But she let it go and stood still for Ellie’s hug, winking at Jack who stared at her somberly as he waited for his turn.
“You look like hell,” Raze said, and dragged Ellis off her. Raze wasn’t the patient sort. He yanked her into the air and held her against his chest in a bone crushing hug. “You look like fucking hell.”
Rune smiled against his warm neck. “Smooth talker. It’s no wonder you have such a way with the ladies.”
Her crew laughed, and it was good. The darkness had been nearly unbearable.
At last she gave Jack a quick hug, then stepped away and accepted the coffee Ellis handed her. “I lost Fie.” She told them everything that had happened with the witch, Llodra, and the child. “Tell me exactly what happened here.”
They did. Twenty seven RISC employees had been attacked. Four of them were alive—though it was doubtful they’d remain that way.
Elizabeth and four guards had gone to release Llodra. The cameras showed him waiting at the door, already aware they were coming.
He attacked Elizabeth first, which might have been what saved her. The guards had started to pull guns from their holsters, and he had turned his attention from her to them.
Then others came…the ones who had locked themselves inside their rooms had been pulled screaming into the halls where he’d savagely fed and then flung their drained bodies against the wall.
The entire slaughter had last only a few minutes, then Llodra was gone. He had gone to Rune, had exchanged blood with her…
And now he was gone.
But not for long. She’d find him.
“It doesn’t make sense,” she murmured. “Why would he kill these people?”
“Because he’s mad,” Raze said. “And he’s a killer.”
“Yeah. I guess.” She swallowed half her coffee. “He said…” How could she say it so it wouldn’t sound ridiculous? “I have a dad. Llodra force fed me blood he’d supposedly carried from my father to protect me from the witch.” Yeah. It sounded ridiculous. She took another gulp of coffee, avoiding their stares. “Not that I believe it.”
Right.
Ellis took pity on her. “Why would he do something to protect you if he’s such a coldblooded killer?”
“Exactly,” she said.
“Rune.” Jack’s voice was gentle. “We have him on camera killing our people.”

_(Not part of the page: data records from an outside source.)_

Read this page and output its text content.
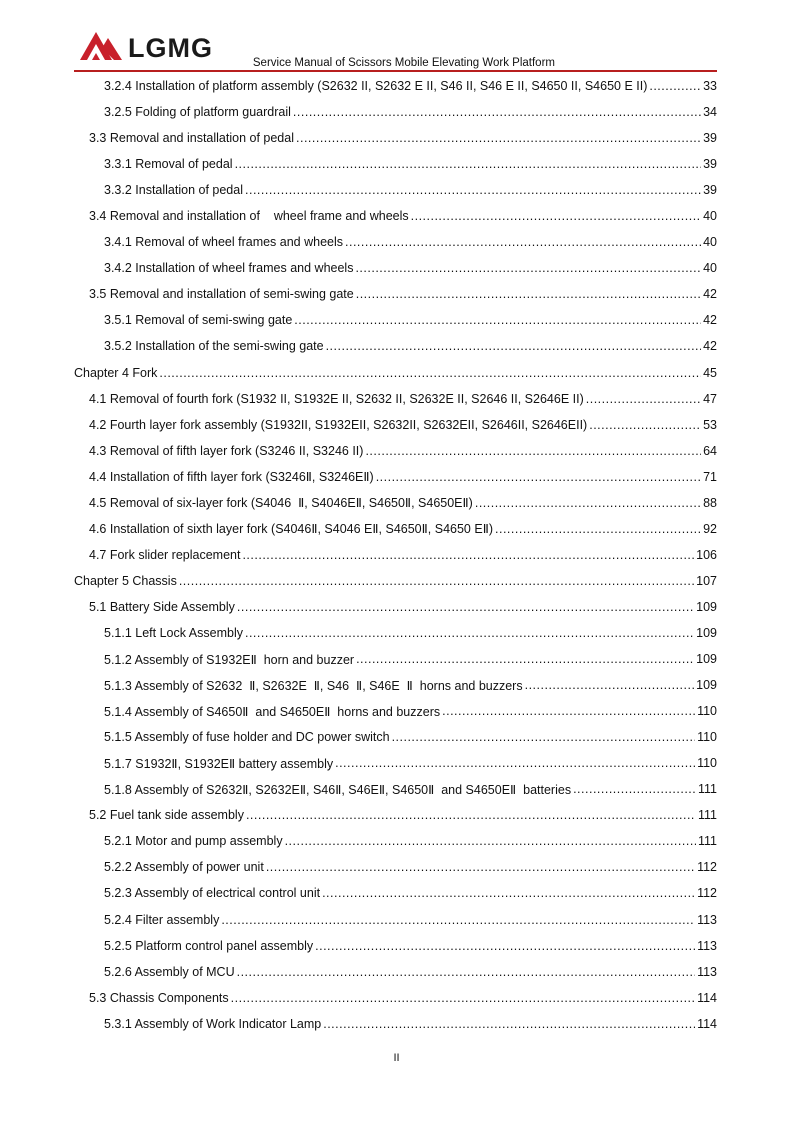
LGMG	Service Manual of Scissors Mobile Elevating Work Platform
3.2.4 Installation of platform assembly (S2632 II, S2632 E II, S46 II, S46 E II, S4650 II, S4650 E II) .....	33
3.2.5 Folding of platform guardrail .....	34
3.3 Removal and installation of pedal .....	39
3.3.1 Removal of pedal .....	39
3.3.2 Installation of pedal .....	39
3.4 Removal and installation of    wheel frame and wheels .....	40
3.4.1 Removal of wheel frames and wheels .....	40
3.4.2 Installation of wheel frames and wheels .....	40
3.5 Removal and installation of semi-swing gate .....	42
3.5.1 Removal of semi-swing gate .....	42
3.5.2 Installation of the semi-swing gate .....	42
Chapter 4 Fork .....	45
4.1 Removal of fourth fork (S1932 II, S1932E II, S2632 II, S2632E II, S2646 II, S2646E II) .....	47
4.2 Fourth layer fork assembly (S1932II, S1932EII, S2632II, S2632EII, S2646II, S2646EII) .....	53
4.3 Removal of fifth layer fork (S3246 II, S3246 II) .....	64
4.4 Installation of fifth layer fork (S3246Ⅱ, S3246EⅡ) .....	71
4.5 Removal of six-layer fork (S4046  Ⅱ, S4046EⅡ, S4650Ⅱ, S4650EⅡ) .....	88
4.6 Installation of sixth layer fork (S4046Ⅱ, S4046 EⅡ, S4650Ⅱ, S4650 EⅡ) .....	92
4.7 Fork slider replacement .....	106
Chapter 5 Chassis .....	107
5.1 Battery Side Assembly .....	109
5.1.1 Left Lock Assembly .....	109
5.1.2 Assembly of S1932EⅡ  horn and buzzer .....	109
5.1.3 Assembly of S2632  Ⅱ, S2632E  Ⅱ, S46  Ⅱ, S46E  Ⅱ  horns and buzzers .....	109
5.1.4 Assembly of S4650Ⅱ  and S4650EⅡ  horns and buzzers .....	110
5.1.5 Assembly of fuse holder and DC power switch .....	110
5.1.7 S1932Ⅱ, S1932EⅡ battery assembly .....	110
5.1.8 Assembly of S2632Ⅱ, S2632EⅡ, S46Ⅱ, S46EⅡ, S4650Ⅱ  and S4650EⅡ  batteries .....	111
5.2 Fuel tank side assembly .....	111
5.2.1 Motor and pump assembly .....	111
5.2.2 Assembly of power unit .....	112
5.2.3 Assembly of electrical control unit .....	112
5.2.4 Filter assembly .....	113
5.2.5 Platform control panel assembly .....	113
5.2.6 Assembly of MCU .....	113
5.3 Chassis Components .....	114
5.3.1 Assembly of Work Indicator Lamp .....	114
II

“No, I know. I know. And we’ll make sure he pays for that. It just doesn’t make sense, that’s all.”
“And you don’t like it when things don’t make sense,” Lex said.
“Lex!” Rune turned and grinned at the blind Other. “Are you okay?”
“Am I okay?” Lex walked unerringly to Rune, shot a hand out and wrapped her fingers around Rune’s wrist. “How are you?”
Rune gently extracted her wrist. “I’m okay. Where’s Owen?”
“Still at the hospital with Elizabeth. I called a cab. I felt you were near.” Lex could feed her addiction simply by being close to Rune. Feed, as she put it, from Rune’s energy. She didn’t have to have her blood.
But Rune was pretty sure the blood would have been much, much better.
“Is Elizabeth…?”
Lex shook her head. “She hasn’t regained consciousness.”
“Rune.” Levi squeezed her shoulder. “Let me go now. I need to search for my brother.”
“Not alone,” Lex said, her dancing eyes fierce. “I’m going with you.”
“As soon as we get things sorted out here,” Rune said, “we’re all going to search for Denim.” She brushed a hand over her face. “We have to avoid the soldiers.”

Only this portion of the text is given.